Het Hof spreekt verdachte vrij van het onder 6 en 7 ten laste gelegde en overweegt daartoe:
7.4. De feiten 6 en 7: bedrieglijke bankbreuk [D] en [B]
Tenlastelegging
De tenlastelegging onder feit 6 en 7 houdt kort samengevat in dat de verdachte zich als bestuurder van de besloten vennootschappen [D] BV (verder: [D]) en [B] BV (verder: [B]) heeft schuldig gemaakt aan bedrieglijke bankbreuk door ter bedrieglijke verkorting van de rechten van de schuldeisers van die vennootschappen
- (I)
ten laste van die vennootschappen geldbedragen over te dragen aan andere (rechts)personen,
- (II)
vorderingen van die vennootschappen op anderen te cederen aan [R] NV voor een bedrag van 1 euro per akte van cessie en
- (III)
een vordering van [B] op de verdachte af te boeken.
Rechtsopvatting
De bedrieglijke bankbreuk als vorenbedoeld is strafbaar gesteld in artikel 343 Sr. De in dit artikel gebezigde bewoordingen ‘ter bedrieglijke verkorting van de rechten der schuldeisers’ brengen tot uitdrukking dat de verdachte het opzet moet hebben gehad op de verkorting van de rechten van de schuldeisers. In dat verband is voorwaardelijk opzet voldoende en voor het bewijs van het opzet is derhalve ten minste vereist dat de handeling van de verdachte de aanmerkelijke kans op verkorting van de rechten van de schuldeisers heeft doen ontstaan (vgl. HR 9 februari 2010, ECLI:NL:HR:2010:BI4691 en HR 9 april 2013, ECLI:NL:HR:2013:BY5446). Dit impliceert dat ten tijde van de handeling een aanmerkelijke kans op een faillissement moet hebben bestaan of dientengevolge zijn ontstaan.

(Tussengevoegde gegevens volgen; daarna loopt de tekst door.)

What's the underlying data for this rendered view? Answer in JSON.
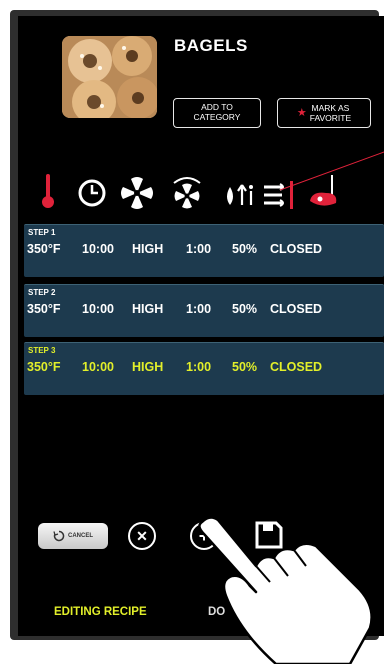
{
  "recipe": {
    "title": "BAGELS",
    "photo_alt": "bagels-photo"
  },
  "buttons": {
    "add_to_category": [
      "ADD TO",
      "CATEGORY"
    ],
    "mark_as_favorite": [
      "MARK AS",
      "FAVORITE"
    ],
    "cancel": "CANCEL"
  },
  "param_icons": [
    "thermometer-icon",
    "clock-icon",
    "fan-icon",
    "fan-speed-icon",
    "humidity-icon",
    "vent-icon",
    "probe-icon"
  ],
  "steps": [
    {
      "label": "STEP 1",
      "temp": "350°F",
      "time": "10:00",
      "fan": "HIGH",
      "fan_time": "1:00",
      "humidity": "50%",
      "vent": "CLOSED",
      "active": false
    },
    {
      "label": "STEP 2",
      "temp": "350°F",
      "time": "10:00",
      "fan": "HIGH",
      "fan_time": "1:00",
      "humidity": "50%",
      "vent": "CLOSED",
      "active": false
    },
    {
      "label": "STEP 3",
      "temp": "350°F",
      "time": "10:00",
      "fan": "HIGH",
      "fan_time": "1:00",
      "humidity": "50%",
      "vent": "CLOSED",
      "active": true
    }
  ],
  "footer": {
    "left": "EDITING RECIPE",
    "right": "DO"
  },
  "colors": {
    "accent": "#e2ef2a",
    "row": "#1d3a4e",
    "icon_red": "#e0223a",
    "screen": "#000000"
  }
}
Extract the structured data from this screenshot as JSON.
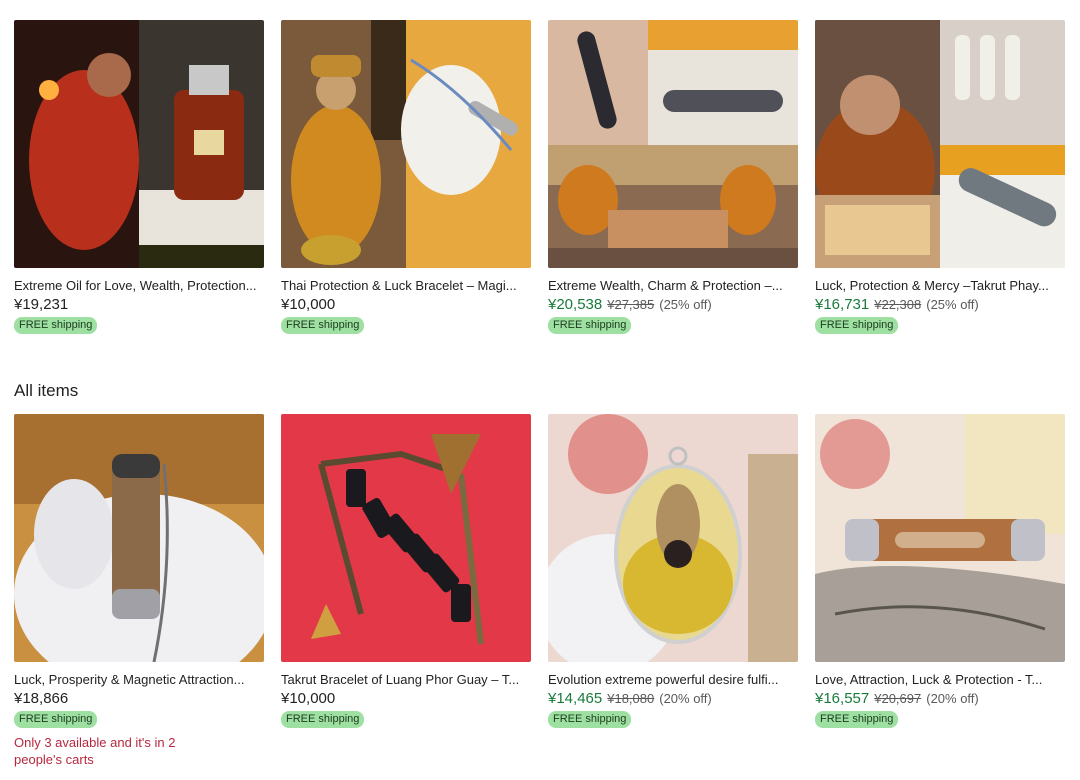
{
  "section_heading": "All items",
  "featured": [
    {
      "title": "Extreme Oil for Love, Wealth, Protection...",
      "price": "¥19,231",
      "original_price": "",
      "discount": "",
      "on_sale": false,
      "shipping": "FREE shipping"
    },
    {
      "title": "Thai Protection & Luck Bracelet – Magi...",
      "price": "¥10,000",
      "original_price": "",
      "discount": "",
      "on_sale": false,
      "shipping": "FREE shipping"
    },
    {
      "title": "Extreme Wealth, Charm & Protection –...",
      "price": "¥20,538",
      "original_price": "¥27,385",
      "discount": "(25% off)",
      "on_sale": true,
      "shipping": "FREE shipping"
    },
    {
      "title": "Luck, Protection & Mercy –Takrut Phay...",
      "price": "¥16,731",
      "original_price": "¥22,308",
      "discount": "(25% off)",
      "on_sale": true,
      "shipping": "FREE shipping"
    }
  ],
  "items": [
    {
      "title": "Luck, Prosperity & Magnetic Attraction...",
      "price": "¥18,866",
      "original_price": "",
      "discount": "",
      "on_sale": false,
      "shipping": "FREE shipping",
      "stock_note": "Only 3 available and it's in 2 people's carts"
    },
    {
      "title": "Takrut Bracelet of Luang Phor Guay – T...",
      "price": "¥10,000",
      "original_price": "",
      "discount": "",
      "on_sale": false,
      "shipping": "FREE shipping",
      "stock_note": ""
    },
    {
      "title": "Evolution extreme powerful desire fulfi...",
      "price": "¥14,465",
      "original_price": "¥18,080",
      "discount": "(20% off)",
      "on_sale": true,
      "shipping": "FREE shipping",
      "stock_note": ""
    },
    {
      "title": "Love, Attraction, Luck & Protection - T...",
      "price": "¥16,557",
      "original_price": "¥20,697",
      "discount": "(20% off)",
      "on_sale": true,
      "shipping": "FREE shipping",
      "stock_note": ""
    }
  ]
}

Standpunt Openbaar Ministerie
Het Openbaar Ministerie heeft betoogd dat die aanmerkelijke kans op faillissement bestond en voerde daartoe — zakelijk weergegeven en samengevat — het volgende aan.
[D] heeft in de periode van 13 juni 2003 tot en met 30 juni 2004 dankzij garanties van het [A2] en haar rechtsvoorganger het [A1] in totaal een bedrag van € 103,6 miljoen geleend, waarvan € 94,6 miljoen naar andere vennootschappen is gegaan; dit in strijd met de leningsovereenkomsten en zonder dat de geldverstrekkers hiervan wisten. Het geld werd doorgeleend zonder zekerheden of zakelijke voorwaarden, terwijl [D] bovenop de aflossing wel financieringskosten diende te betalen. [D] had evenwel geen inkomsten. Zodra tussen de verplichtingen aan crediteuren en die van debiteuren geen evenwicht bestaat, ontstaat onmiddellijk een aanmerkelijke kans op faillissement. Dit probleem kon slechts worden voorkomen door nieuwe financiering: een gat wordt gestopt met een groter gat. Dit gat openbaarde zich pas toen de geldkraan dicht ging en het kaartenhuis in elkaar zakte. Slechts tweemaal zijn wel schriftelijke afspraken gemaakt over rente en terugbetaling, maar daarbij was het moment van aflossing gelegen in 2009, terwijl [D] zelf veel eerder diende af te lossen. In het licht van het vorenstaande werd met de aanwending van de eerste lening van Staalbankiers in juni 2003 de financiële positie van [D] zodanig precair, dat de kans op een faillissement en het tekort daarin aanmerkelijk was geworden. Ook [B] werd gebruikt om gelden aan te trekken. In de periode tussen 1 januari 2003 en 20 augustus 2004 is door [B] in totaal € 68,4 miljoen gestroomd. Door deze geldstromen van en naar veel verschillende [C1]-ondernemingen, deed zich het risico voor dat als één van de ondernemingen van [C1] zou omvallen, dit een domino-effect zou hebben op de andere vennootschappen. Curator [curator 1] omschreef de transacties binnen [B] als een schoolvoorbeeld van onbehoorlijk bestuur. Het Openbaar Ministerie onderschrijft dat en meent dat door deze manier van handelen een aanmerkelijke kans op het faillissement van [B] ontstond, met een tekort daarin.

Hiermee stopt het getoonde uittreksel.